Optimization problems constrained by parameter sums

TL;DR

This paper investigates optimization problems where the objective $f(x)$ is constrained by a simple scale relation $q(x)=c$, with $q(x)$ often being a sum or sum of squares of the parameters. It surveys the challenges of applying general-purpose solvers to sumscale problems, notably scaling indeterminacy and numerical underflow, and proposes practical reformulations including embedding scaling in the objective, log-transformations, leave-one-out schemes, and projection methods. Through illustrative examples such as the Rayleigh Quotient, the extended Rosenbrock function on the unit ball, and an R-help scenario, the work demonstrates that standard optimization tools can be used effectively when these reformulations and projections are carefully employed. The findings highlight that while specialized solvers are fastest for these constrained problems, robust general-purpose approaches—especially projection-based methods like spg with appropriate constraints—offer viable, transferable strategies for a broad user base.
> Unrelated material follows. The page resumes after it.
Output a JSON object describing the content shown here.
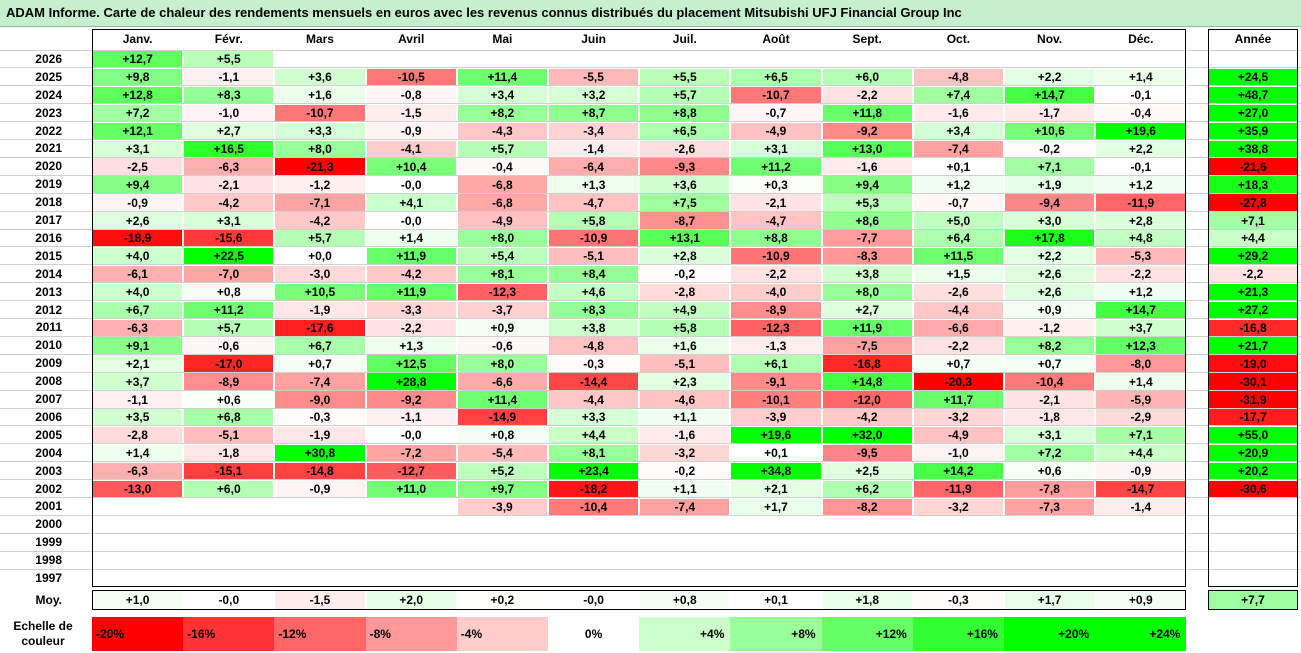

Practically, the paper provides actionable guidance on solver selection, parameter handling, and constraint enforcement to solve sumscale problems in environments like R.

Abstract

This article presents a discussion of optimization problems where the objective function f(x) has parameters that are constrained by some scaling, so that q(x) = constant, where this function q() involves a sum of the parameters, their squares, or similar simple function. Our focus is on ways to use standardized optimization programs to solve such problems rather than specialized codes. Examples are presented with R.